Cumartesi Anneleri İnsan Hakları Derneği İstanbul Şubesi Gözaltında Kayıplara Karşı Komisyon tarafından bir açıklama yapıldı.
TÜRKER DEMİRCİ
Gözaltında Kayıplara Karşı Mücadele Haftası’nın açılış VİDEOSU İÇİN TIKLAYINIZ
17-31 Mayıs Uluslararası Gözaltında Kayıplara Karşı Mücadele Haftası’nın açılışı nedeniyle Cumartesi Anneleri İnsan Hakları Derneği İstanbul Şubesi Gözaltında Kayıplara Karşı Komisyon tarafından yapılan açıklamada şöyle denildi:
17-31 Mayıs Uluslararası Gözaltında Kayıplara Karşı Mücadele Haftası’nın açılışı vesilesi ile gerçekleştirdiğimiz bu açıklamamıza; “hakikat ve adalet arayışımız, son kayıp bulunana, son fail cezalandırılana kadar devam edecek” diyerek başlıyoruz.
Bu yıl corona salgını nedeniyle ağırlıklı olarak sosyal medya üzerinden gerçekleştireceğimiz bir dizi hafta etkinliği ile; uluslararası hukukta insanlığa karşı suç olarak tanımlanan gözaltında kaybetme suçuna, bu suçun işlenmesine imkan yaratan cezasızlık politikalarına, gizlenmeye çalışılan gerçeklere ve bu insanlığa karşı suçun önlenmesi için mücadelenin önemine dikkat çekmeye çalışacağız.

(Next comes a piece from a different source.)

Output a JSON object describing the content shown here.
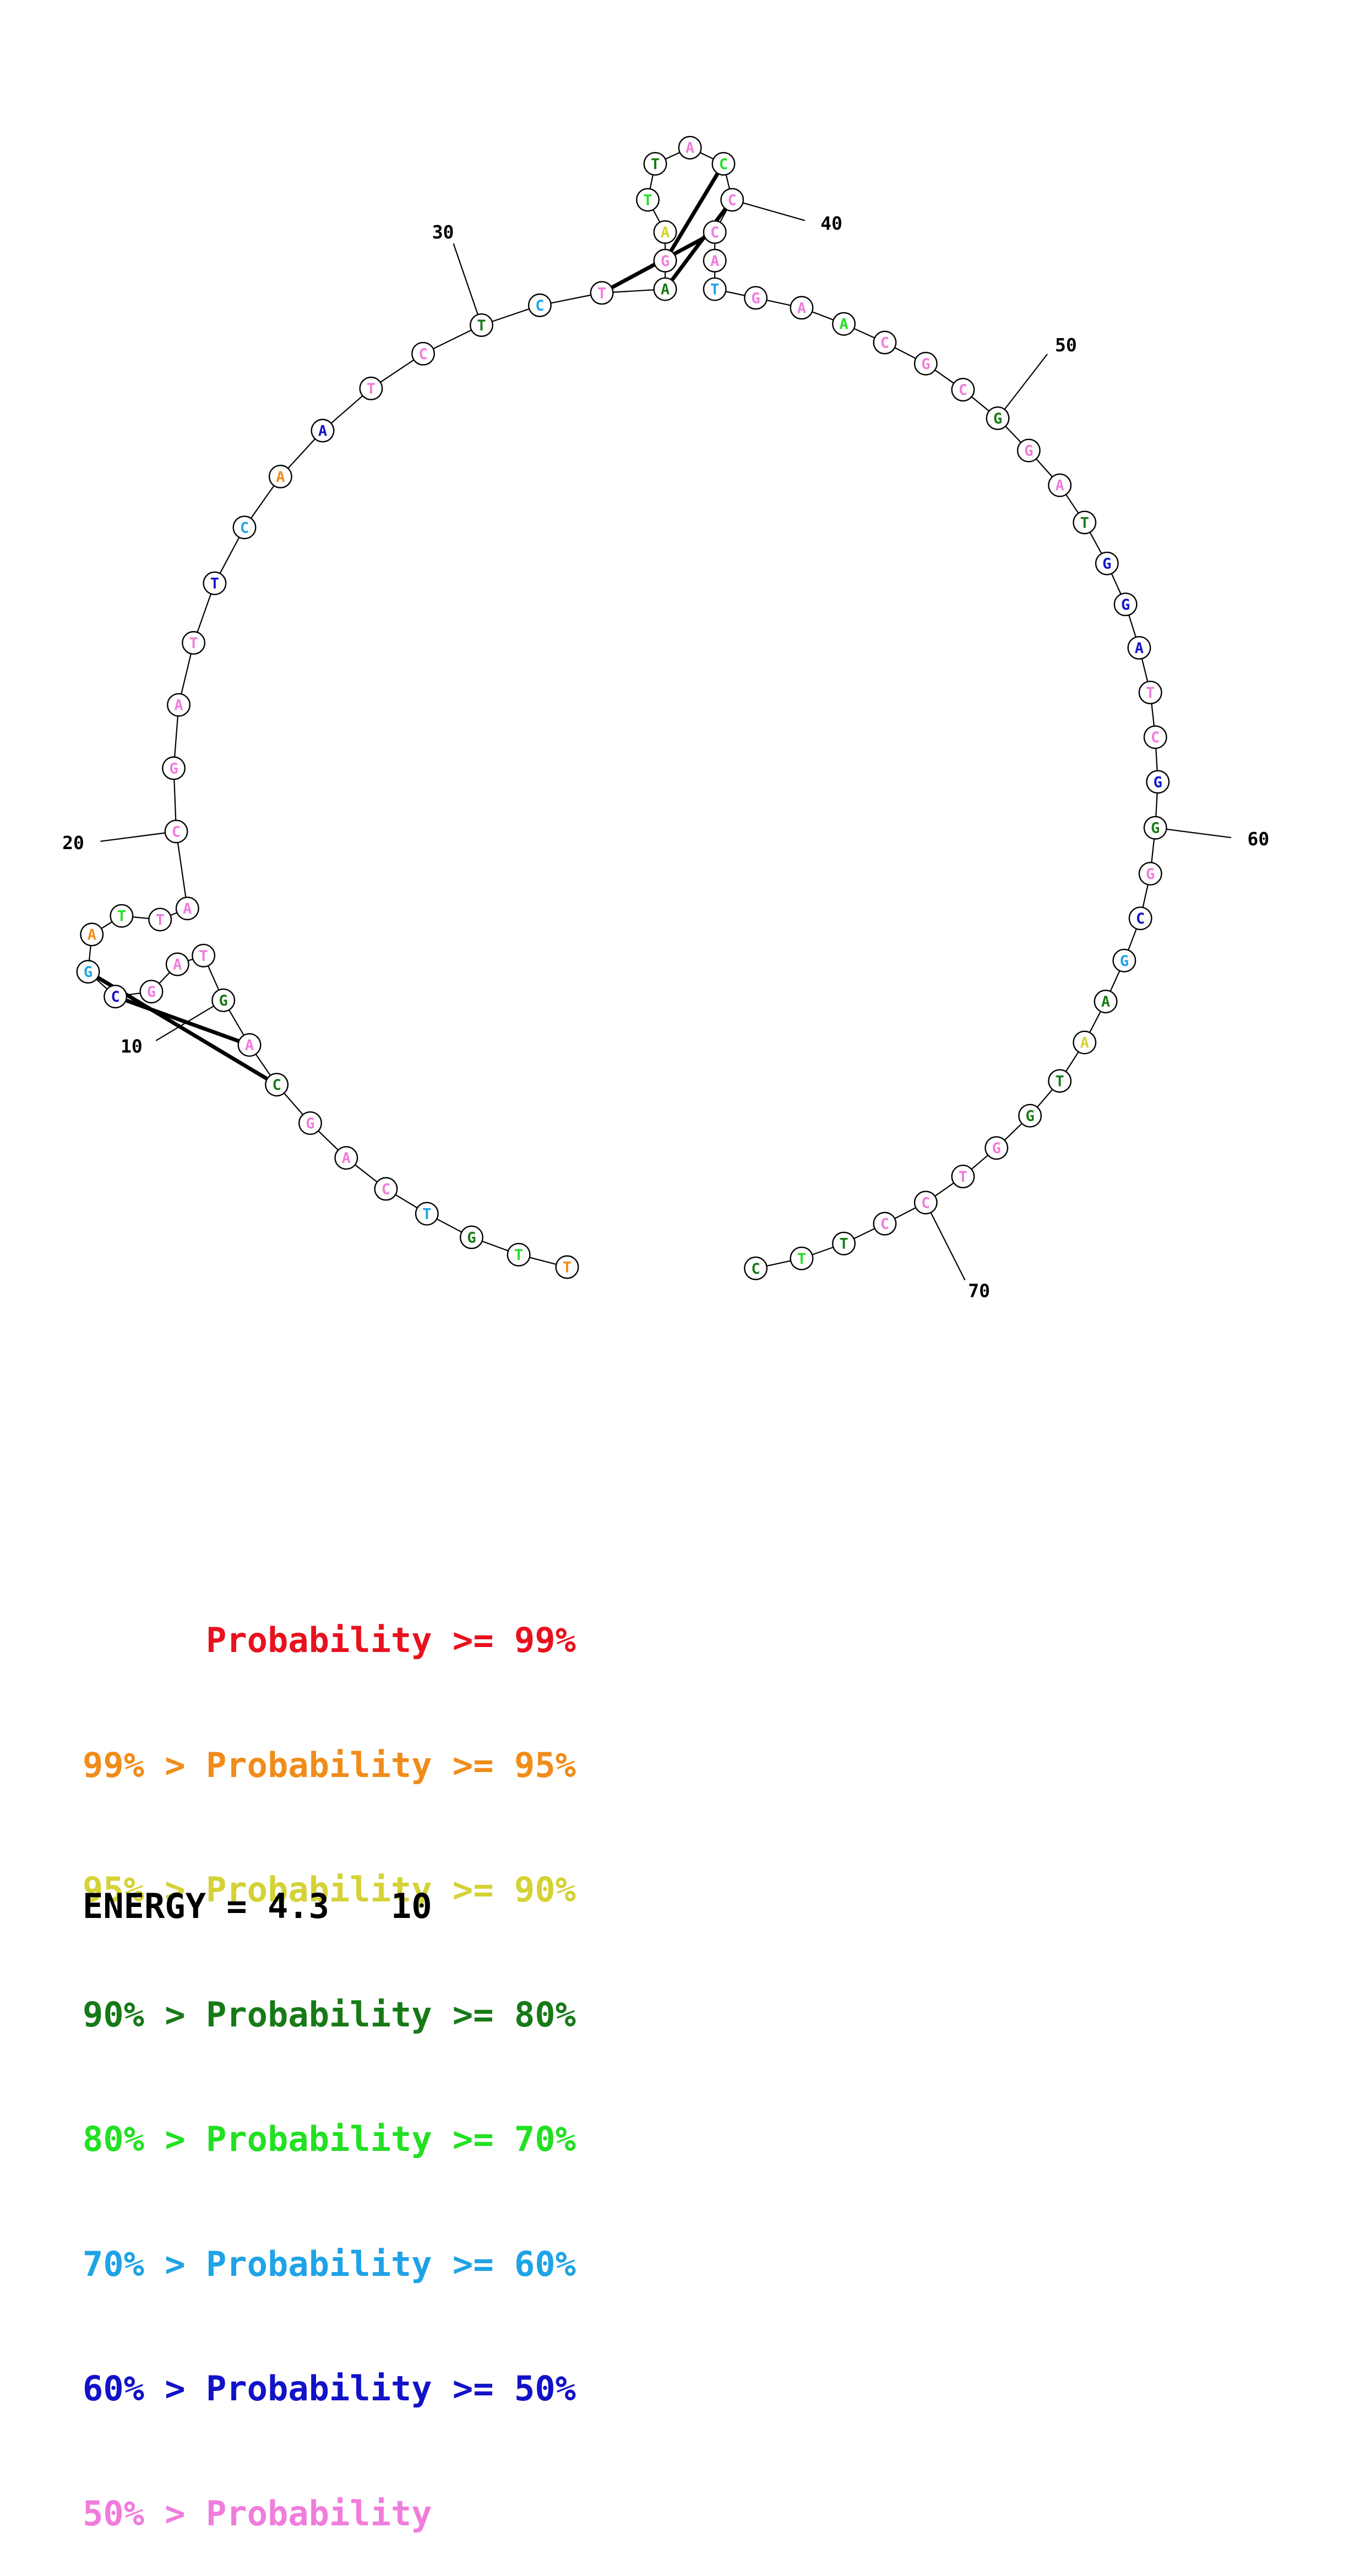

Bilindiği üzere gözaltında kaybetme suçu, despot rejimlerin iş başında olduğu dünyanın pek çok ülkesinde; topluma korku salma, muhalifleri susturma yöntemi olarak yaygın bir biçimde uygulandı.
Yaşadığımız coğrafyada ise aynı neden ve benzer yöntemlerle yüzlerce insan evlerinden, işyerlerinden, tarlalarından,otomobillerinden ,kafelerden, otobüs duraklarından, otobüslerden devletin güvenlik güçlerince gözaltına alındılar ve bir daha geri dönemediler.

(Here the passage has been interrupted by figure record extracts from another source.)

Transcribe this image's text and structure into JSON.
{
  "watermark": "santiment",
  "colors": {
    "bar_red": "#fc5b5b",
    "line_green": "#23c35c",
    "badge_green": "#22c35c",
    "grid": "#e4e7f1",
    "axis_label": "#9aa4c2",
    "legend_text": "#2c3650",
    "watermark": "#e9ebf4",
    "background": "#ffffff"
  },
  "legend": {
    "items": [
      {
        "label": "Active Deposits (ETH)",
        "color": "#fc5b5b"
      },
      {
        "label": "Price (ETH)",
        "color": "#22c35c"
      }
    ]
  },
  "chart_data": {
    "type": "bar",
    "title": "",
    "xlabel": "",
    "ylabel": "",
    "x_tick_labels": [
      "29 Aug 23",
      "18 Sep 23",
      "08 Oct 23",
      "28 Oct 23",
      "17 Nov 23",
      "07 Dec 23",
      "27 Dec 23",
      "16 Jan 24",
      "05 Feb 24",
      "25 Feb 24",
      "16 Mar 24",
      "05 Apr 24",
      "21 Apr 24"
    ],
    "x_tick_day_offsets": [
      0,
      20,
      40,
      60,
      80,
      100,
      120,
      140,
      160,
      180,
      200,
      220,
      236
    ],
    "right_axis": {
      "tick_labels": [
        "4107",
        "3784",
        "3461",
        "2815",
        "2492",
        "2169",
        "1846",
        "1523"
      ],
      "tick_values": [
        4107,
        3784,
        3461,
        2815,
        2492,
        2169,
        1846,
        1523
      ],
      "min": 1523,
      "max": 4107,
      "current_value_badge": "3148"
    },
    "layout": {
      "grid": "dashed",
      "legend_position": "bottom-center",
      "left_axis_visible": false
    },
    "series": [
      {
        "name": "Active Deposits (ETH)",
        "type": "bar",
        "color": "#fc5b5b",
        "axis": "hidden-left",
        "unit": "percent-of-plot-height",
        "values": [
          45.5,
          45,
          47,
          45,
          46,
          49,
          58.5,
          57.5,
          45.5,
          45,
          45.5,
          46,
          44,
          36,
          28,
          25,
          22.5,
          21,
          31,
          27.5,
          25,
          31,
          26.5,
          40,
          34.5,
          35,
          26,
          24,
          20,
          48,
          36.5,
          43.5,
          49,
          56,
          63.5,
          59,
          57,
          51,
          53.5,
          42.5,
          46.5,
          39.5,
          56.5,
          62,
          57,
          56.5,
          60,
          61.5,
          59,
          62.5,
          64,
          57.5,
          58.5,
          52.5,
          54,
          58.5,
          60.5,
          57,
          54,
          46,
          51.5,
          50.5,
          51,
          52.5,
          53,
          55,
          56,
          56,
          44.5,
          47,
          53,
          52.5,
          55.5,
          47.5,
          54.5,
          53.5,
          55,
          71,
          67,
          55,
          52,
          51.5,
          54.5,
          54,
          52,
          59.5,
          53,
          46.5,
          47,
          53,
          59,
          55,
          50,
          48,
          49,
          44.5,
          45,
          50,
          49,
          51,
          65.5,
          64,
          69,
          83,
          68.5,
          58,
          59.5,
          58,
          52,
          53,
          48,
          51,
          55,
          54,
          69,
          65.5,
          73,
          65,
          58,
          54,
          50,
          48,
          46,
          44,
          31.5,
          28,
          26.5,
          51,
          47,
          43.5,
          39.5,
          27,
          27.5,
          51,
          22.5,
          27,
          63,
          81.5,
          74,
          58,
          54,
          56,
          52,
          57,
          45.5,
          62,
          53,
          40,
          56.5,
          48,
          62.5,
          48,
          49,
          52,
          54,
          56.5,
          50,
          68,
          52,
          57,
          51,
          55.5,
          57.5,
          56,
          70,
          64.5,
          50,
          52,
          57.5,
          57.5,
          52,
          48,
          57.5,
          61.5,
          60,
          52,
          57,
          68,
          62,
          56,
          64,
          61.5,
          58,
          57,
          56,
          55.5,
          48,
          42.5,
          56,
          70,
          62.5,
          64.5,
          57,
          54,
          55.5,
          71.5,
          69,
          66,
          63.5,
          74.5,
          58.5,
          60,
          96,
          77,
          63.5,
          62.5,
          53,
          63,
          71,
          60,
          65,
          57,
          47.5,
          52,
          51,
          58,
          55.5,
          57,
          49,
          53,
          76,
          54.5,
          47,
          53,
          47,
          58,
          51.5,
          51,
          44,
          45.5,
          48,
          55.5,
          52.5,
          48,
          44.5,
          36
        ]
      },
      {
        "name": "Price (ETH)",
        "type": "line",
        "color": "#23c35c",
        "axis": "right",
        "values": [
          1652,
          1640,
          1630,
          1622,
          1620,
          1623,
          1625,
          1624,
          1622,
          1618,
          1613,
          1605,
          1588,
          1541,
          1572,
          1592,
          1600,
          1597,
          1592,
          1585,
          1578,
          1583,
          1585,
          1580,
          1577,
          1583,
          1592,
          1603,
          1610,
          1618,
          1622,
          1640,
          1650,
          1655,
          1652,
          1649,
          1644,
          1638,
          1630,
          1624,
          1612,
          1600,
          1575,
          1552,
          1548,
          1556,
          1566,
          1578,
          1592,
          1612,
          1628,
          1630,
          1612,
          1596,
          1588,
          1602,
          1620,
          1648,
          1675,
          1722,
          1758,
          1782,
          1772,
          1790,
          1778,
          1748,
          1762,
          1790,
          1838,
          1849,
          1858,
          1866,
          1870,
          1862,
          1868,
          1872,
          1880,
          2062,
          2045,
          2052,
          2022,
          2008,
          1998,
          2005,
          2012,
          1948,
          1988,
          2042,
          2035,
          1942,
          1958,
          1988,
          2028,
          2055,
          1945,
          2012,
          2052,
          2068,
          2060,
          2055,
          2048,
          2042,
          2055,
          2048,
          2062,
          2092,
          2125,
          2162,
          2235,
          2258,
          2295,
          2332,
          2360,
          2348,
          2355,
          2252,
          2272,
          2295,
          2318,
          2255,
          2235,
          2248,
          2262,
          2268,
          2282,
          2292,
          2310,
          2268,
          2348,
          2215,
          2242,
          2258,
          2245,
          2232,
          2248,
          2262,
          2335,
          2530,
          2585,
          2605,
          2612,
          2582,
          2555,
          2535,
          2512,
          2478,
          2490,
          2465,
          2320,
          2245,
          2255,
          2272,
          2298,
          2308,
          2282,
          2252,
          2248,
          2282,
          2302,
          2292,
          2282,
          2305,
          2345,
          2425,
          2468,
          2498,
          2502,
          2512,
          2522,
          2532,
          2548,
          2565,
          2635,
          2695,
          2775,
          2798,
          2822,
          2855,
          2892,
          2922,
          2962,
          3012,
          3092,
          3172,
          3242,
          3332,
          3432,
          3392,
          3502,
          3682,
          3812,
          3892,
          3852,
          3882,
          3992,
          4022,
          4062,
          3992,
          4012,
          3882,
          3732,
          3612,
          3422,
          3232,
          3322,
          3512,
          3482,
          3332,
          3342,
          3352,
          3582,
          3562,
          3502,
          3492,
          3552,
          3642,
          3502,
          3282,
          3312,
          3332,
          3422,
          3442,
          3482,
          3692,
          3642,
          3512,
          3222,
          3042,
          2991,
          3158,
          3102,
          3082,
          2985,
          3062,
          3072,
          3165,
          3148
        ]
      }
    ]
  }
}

Cumartesi Anneleri 2011 yılında dönemin başbakanı Erdoğan tarafından davet edilip kendilerine “sorununuz kabinemin sorunudur” denilse de gözaltında kaybetme pratiğine dair yüzleşme ve hesaplaşma iradesi bugüne kadar gösterilmedi. Kısacası bu topraklarda inkar ve cezasızlık politikaları, iktidarlar değişse de Türkiye’nin temel gerçeği olarak devam etti.
Kayıp yakınları ve İnsan hakları savunucuları olarak Gözaltında Kayıplar Haftası vesilesi ile bir kez daha Devleti yönetenlere sesleniyoruz; devletlere gözaltında kaybetmelerin önlenmesi ve geçmişte yaşanan kaybetmelere dair hakikat ve adalete erişimin sağlanması sorumluluğu getiren BM Bütün Kişilerin Zorla Kaybedilmeden Korunmasına Dair Uluslararası Sözleşme’yi derhal imzalayın ve uygulayın.
Gözaltında kaybetmelerin yaygın bir devlet terörü olarak uygulandığı Türkiye’nin, BM Kayıplar Sözleşmesi’ne taraf olmasının, kayıp vakalarının açığa çıkartılması ve faillerin yargılanması için bir başlangıç oluşturacağını biliyor ve bu talebimizde ısrar ediyoruz.
Geçmişle hesaplaşmanın ve ülkede adaleti sağlamanın ilk ve en önemli adımı olarak gördüğümüz “Gözaltında kaybetme suçunun soruşturulması ve sorumlularının tespit edilerek adalet önüne çıkarılması” konusunda ısrarlı olmaya devam edeceğiz.
Kayıplarımızdan ve kayıplarımızla buluşma mekanımız olan Galatasaray Meydanından asla vazgeçmeyeceğiz.